For a given hull, the MinkSum bsptree can be used as the base bsptree to build the hull own MoveVolumes. Each hull will have then its own set of faces, vertices,...
In a different process which I prefer, I build a unique set of MoveVolumes and intersections with no hull, ie where the mobile is a point; the MinkSum is then used to flag in some way some intersections as being too small to allow this hull to move from one volume to the other. This should allow to perform Minksums locally, instead of doing the full span bsptree one.
Move volume
To build Movevolumes, I start from a leafy bsptree set of empty leafs, as this is the best set of "free-move" convex volumes I have to start from. Each leaf and its faces are the base of a new bsptree, the purpose being to get a convex volume with at least one map face fragment on each of its bounds, which does not happen with a bsptree leaf in general. Whenever the leaf does not meet this requirement, some more map faces must be added :the map faces are culled to the leaf volume, which is un-bounded in some direction; faces that cannot possibly close the leaf volume in a convex way (wrong facing) are rejected. The bsp tree is build, rejecting on the fly coplanar faces lists that do not include at least one fragment of the leaf faces. It is actually build in two steps , with two different heuristics to be as sure as possible to select quickly the best "closing" face(s).
Actually some map configuration requires this process to be recursive, as one leaf may in the end generate more than one "closed" MoveVolume.
The end result is a set of MoveVolumes ( duplicates may show up and are eliminated) structured like small bsptrees, with one node per plane and at least one map face one each plane. The MoveVolumes are then fully bounded by adding portals on each plane to complement map faces if needed.
A usual map have around 1000 empty leafs, which at first sight means re-building 1000 bsptrees.
But a leaf original faces cull away a great deal of MMap faces right from the start.
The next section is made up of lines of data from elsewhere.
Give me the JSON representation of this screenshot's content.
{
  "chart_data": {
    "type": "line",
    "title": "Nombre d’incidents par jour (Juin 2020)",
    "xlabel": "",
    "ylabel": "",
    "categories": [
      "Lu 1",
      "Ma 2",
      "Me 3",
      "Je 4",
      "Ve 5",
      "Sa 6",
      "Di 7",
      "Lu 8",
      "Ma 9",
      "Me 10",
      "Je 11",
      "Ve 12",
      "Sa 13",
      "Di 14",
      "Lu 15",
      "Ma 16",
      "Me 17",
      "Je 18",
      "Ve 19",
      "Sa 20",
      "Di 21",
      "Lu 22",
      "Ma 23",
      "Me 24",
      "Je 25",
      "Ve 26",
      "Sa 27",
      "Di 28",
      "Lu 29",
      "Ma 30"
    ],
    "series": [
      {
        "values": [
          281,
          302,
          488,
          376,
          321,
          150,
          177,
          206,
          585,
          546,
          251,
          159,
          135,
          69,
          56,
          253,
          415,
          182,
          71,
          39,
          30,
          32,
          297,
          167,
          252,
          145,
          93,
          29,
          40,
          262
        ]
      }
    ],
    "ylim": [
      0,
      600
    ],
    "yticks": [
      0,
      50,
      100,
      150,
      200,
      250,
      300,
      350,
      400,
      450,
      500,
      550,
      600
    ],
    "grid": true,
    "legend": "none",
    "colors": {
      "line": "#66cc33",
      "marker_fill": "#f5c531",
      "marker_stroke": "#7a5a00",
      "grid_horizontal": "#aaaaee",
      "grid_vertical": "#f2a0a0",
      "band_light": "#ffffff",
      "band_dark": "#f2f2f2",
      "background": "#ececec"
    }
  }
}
Tests I have made on CSv1.5 maps (de_aztec and de_inferno) showed that computing MoveVolumes
is much shorter than I expected: to get all the MoveVolumes, it takes around "only" 3 times the
time to build a leafy bsptree.
Move volumes intersection
Having a set of MoveVolumes, I compute pair-wise intersections, which are structured a bit like portals. Shared faces are identified as well as, separately for each MoveVolume, intersection faces which are actually portals to the other MoveVolume. Each intersection object points to the two MoveVolumes and the corresponding two separate lists of nodes with planes and intersection faces.
How to use the data for Navigation
The data building code is not finished, but basically
- I will use a map bsp tree for localization of objects in the word (including bots and MoveVolumes) and to localize bots within MoveVolumes.
- MoveVolumes will be the base for "local move" computations.
- MoveVolumes and their intersections form a graph on which AStar or the Floyd algorithm can be applied. I already have a flexible templatized AStar code which is is used in my present bot waypoint nav.
- if need be, waypoints for travelling can easily be derived from MoveVolumes intersections( will probably be needed, at least as temporary data to get distances as cost function for pathfinding).